Don't normally have to get off the boat to do this! Some joker had moved it. Below lock 13 Asfeld. |
Cold overnight, sunny spells and
grey clouds, no rain until late afternoon but the wind was still chilly. Set
off at 9.25 a.m. after Mike had moved the car from the edge of the quay to by
the hedge. We could hear warblers in the trees. Not far from the moorings the
towpath (which was about a metre above the water level) was closed off where a
large section was missing; there were more chunks missing further on due to
bank erosion. Mike spotted two men with clipboards among the trees and we
wondered what sort of survey they were doing. It was only about 1 km to the
first lock, 13 Asfeld. I had to get off the boat and walk back to the turn
pole, (one that is suspended from a wire going from a post on either bank) as
someone had pulled it right up on to the towpath. Usually they’re at least two
to three metres from the bank.
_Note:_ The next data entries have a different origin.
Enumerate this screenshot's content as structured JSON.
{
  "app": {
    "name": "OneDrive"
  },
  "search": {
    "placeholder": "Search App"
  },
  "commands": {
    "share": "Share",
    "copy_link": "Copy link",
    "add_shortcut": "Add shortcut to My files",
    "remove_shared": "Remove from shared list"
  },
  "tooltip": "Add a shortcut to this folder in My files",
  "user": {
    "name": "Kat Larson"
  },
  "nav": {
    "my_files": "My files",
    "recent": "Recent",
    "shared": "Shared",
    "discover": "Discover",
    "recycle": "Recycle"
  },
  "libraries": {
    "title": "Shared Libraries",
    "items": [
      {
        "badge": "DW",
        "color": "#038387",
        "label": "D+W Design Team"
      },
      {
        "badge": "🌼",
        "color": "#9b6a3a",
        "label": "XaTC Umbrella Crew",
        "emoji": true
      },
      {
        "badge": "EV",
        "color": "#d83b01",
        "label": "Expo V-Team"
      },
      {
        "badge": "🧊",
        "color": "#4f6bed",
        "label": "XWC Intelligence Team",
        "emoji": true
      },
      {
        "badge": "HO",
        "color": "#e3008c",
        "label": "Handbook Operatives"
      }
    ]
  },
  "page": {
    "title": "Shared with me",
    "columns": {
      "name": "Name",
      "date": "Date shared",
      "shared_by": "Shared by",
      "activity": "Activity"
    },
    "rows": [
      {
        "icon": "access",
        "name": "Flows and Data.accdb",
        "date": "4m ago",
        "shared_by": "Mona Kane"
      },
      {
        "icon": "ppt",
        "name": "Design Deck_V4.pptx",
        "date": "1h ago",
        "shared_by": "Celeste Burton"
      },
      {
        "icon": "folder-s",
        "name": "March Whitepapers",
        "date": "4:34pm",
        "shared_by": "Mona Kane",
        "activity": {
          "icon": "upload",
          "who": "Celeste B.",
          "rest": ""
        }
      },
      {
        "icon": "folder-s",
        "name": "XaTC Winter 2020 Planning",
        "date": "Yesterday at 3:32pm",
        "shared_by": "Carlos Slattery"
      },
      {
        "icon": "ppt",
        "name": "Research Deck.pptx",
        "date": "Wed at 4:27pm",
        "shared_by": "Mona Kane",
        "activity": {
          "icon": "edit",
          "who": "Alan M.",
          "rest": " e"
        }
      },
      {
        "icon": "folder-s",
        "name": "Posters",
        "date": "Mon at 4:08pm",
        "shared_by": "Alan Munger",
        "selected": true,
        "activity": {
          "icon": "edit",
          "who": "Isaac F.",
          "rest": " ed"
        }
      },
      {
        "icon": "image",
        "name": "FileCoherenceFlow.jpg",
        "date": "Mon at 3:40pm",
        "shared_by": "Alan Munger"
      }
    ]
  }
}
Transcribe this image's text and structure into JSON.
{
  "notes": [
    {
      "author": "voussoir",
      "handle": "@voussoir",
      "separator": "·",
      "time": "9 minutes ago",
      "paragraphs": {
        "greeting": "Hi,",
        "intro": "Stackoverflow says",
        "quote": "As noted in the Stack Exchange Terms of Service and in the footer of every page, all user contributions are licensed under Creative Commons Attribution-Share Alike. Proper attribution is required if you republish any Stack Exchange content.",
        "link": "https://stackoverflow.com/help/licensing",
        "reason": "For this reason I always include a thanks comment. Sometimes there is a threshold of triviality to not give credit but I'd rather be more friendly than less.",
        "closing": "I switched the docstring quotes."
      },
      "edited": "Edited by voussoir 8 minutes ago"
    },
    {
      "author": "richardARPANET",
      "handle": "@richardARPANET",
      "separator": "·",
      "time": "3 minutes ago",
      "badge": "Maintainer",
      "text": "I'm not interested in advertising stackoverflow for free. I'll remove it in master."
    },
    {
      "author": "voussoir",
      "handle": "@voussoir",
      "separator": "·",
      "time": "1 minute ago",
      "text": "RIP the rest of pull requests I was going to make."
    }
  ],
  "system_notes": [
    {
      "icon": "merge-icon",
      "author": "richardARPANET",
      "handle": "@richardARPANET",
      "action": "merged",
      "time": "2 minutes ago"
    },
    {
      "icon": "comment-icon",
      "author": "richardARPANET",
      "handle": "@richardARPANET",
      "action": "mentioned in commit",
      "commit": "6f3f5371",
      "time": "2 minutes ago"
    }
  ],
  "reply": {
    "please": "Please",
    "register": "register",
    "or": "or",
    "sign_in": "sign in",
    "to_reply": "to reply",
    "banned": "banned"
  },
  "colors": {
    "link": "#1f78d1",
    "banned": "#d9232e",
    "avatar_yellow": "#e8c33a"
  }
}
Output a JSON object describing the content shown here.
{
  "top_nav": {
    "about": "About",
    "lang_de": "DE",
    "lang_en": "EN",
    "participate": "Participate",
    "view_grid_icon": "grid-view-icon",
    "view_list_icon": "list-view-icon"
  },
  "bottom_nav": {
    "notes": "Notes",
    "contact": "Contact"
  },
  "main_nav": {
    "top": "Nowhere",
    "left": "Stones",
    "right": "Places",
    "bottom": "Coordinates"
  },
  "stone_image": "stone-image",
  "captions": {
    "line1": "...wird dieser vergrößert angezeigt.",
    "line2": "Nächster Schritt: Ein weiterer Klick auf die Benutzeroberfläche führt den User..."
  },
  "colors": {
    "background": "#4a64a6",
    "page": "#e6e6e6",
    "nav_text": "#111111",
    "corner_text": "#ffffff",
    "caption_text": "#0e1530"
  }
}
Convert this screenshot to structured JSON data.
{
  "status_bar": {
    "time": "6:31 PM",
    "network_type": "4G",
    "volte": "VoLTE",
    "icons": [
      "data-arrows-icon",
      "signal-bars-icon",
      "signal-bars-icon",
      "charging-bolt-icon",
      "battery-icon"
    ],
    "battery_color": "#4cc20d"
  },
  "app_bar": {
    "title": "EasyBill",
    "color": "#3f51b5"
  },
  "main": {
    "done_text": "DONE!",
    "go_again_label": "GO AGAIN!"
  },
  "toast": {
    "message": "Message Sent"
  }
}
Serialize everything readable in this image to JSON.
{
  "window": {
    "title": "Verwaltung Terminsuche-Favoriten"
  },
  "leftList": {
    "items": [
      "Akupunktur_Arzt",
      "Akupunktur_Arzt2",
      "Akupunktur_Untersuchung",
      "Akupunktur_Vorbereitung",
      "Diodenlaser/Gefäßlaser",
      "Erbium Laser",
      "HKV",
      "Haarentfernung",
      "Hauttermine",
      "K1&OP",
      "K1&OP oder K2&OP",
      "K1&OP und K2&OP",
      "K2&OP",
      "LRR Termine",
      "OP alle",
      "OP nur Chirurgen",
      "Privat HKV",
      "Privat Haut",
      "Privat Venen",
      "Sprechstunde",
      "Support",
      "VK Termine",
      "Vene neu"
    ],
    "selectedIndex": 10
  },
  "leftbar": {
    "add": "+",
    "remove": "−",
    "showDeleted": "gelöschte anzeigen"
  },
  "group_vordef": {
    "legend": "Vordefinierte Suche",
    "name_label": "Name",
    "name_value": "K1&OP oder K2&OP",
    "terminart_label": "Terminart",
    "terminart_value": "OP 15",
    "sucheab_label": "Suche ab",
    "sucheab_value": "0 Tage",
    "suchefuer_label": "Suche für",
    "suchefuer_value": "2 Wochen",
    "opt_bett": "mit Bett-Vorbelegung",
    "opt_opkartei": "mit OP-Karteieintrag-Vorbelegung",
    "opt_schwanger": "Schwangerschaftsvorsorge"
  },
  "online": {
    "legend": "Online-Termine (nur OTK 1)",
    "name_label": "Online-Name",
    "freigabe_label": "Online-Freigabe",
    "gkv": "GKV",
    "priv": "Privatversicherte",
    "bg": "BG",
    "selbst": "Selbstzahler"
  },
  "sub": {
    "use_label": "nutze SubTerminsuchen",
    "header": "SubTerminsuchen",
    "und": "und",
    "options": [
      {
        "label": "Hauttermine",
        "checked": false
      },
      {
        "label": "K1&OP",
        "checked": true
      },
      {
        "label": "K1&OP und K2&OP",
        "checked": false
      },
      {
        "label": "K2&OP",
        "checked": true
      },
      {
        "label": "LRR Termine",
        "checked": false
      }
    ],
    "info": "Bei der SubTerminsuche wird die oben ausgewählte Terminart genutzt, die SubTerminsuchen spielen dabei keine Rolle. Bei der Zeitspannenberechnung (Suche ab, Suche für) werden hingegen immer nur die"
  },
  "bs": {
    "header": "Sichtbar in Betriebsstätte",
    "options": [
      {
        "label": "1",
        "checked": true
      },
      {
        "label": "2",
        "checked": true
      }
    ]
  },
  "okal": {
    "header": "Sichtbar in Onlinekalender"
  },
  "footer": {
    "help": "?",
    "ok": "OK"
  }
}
Luckily it worked OK.
Leaving lock 13 Asfeld |
A jogger went past and
there were more men with clipboards, too far away to ask them what they were doing.
Might be a bird survey, it was surely never a boat survey. We’ve only seen one
other boat moving! The lock house had curtains at the windows but had that
looked un-lived-in look. No car, no plants, no woodpiles. 7.9 kms to the next.
Above lock 13 about a 2 kms section of the non-towpath side had been flayed –
trees and bushes smashed into shreds, plants
all decimated – just a few cowslips and primroses growing amid the loose soil.
Prefer the wild look to moonscape with twigs. The towpath had almost been
washed away over the next few kilometres.
Silos at Chateau-Porcien |
The turn pole below lock 12 Pargny
was halfway across the canal where it should be, and it worked so the lock
emptied and we went up. Two cars were parked by the lock and the people from
them walked off up the path into the woods as we entered the chamber. The lock
house this time was lived in, it had cars parked outside and rows of woodpiles.
7.7 kms to the next. The non-towpath side above the lock was ablaze with
cowslips and violets where the VNF had kept the grass well shorn. The towpath
all the way to Château Porcien was in good state too. The silo quay was empty
and beyond the VNF house there was a workshop with three VNF vans and an old
workboat (but no tug to pull it). The canal became wilder again and more like a
river on the long stretch to Nanteuil lock 11.
Leaving lock 11 Nanteuil |
A pair of cormorants were
fishing in the wider section of canal and kept flying away in front of us,
landing, diving and catching more fish, then flying on again until we the canal
became narrower. Turned the pole and Nanteuil lock emptied. The walls, ladders
and control bars were very muddy. Again, the house was lived in and a new lock
cabin had been built on the opposite side to the house. I made sandwiches for
lunch on the 2.15 kms pound to the last lock of the day, 10 Acy-Romance. The
resident VNF man went from his car to the house and wished us both bonjour and
left us to it. Above the lock we passed a fisherman, a cyclist and a walker on
the 2.5 kms into Rethel.
Fishermen's camp on towpath abv Nanteuil |
Nearer the town two young lads were throwing stones –
but along the path by the footbridge rather than into the canal – they’d gone
by the time we reached the bridge, we don’t think they even saw us. Under the
new bridge taking the busy N51 up the hill and around the town, past two empty
silo quays and moored on the quay before the port-de-plaisance at 2.15 p.m. A
British registered tjalk (Dutch barge, called Claes Campaen) had been left,
moored on the quay, and there were two boats in the port, a French yacht from
Givet and a Dutch cruiser called Marrkesh, both of which looked like they’d
been left there for some time. We tied up and went to look in the port to see
how much they charge nowadays.
Lock 10 Acy-Romance. C des Ardennes |
Hmm. No water and no electric, all looked
vandalised, but none of the boats had been touched, ropes fenders, anchors,
etc, all seemed OK. Gave Mike a hand to run the bike off the roof down a plank
and he went to retrieve the car from Asfeld. When he came back he said there
was an empty péniche waiting to load on the silo quay at Asfeld, so we were pleased
to find that there is still some commercial activity on the canal des Ardennes.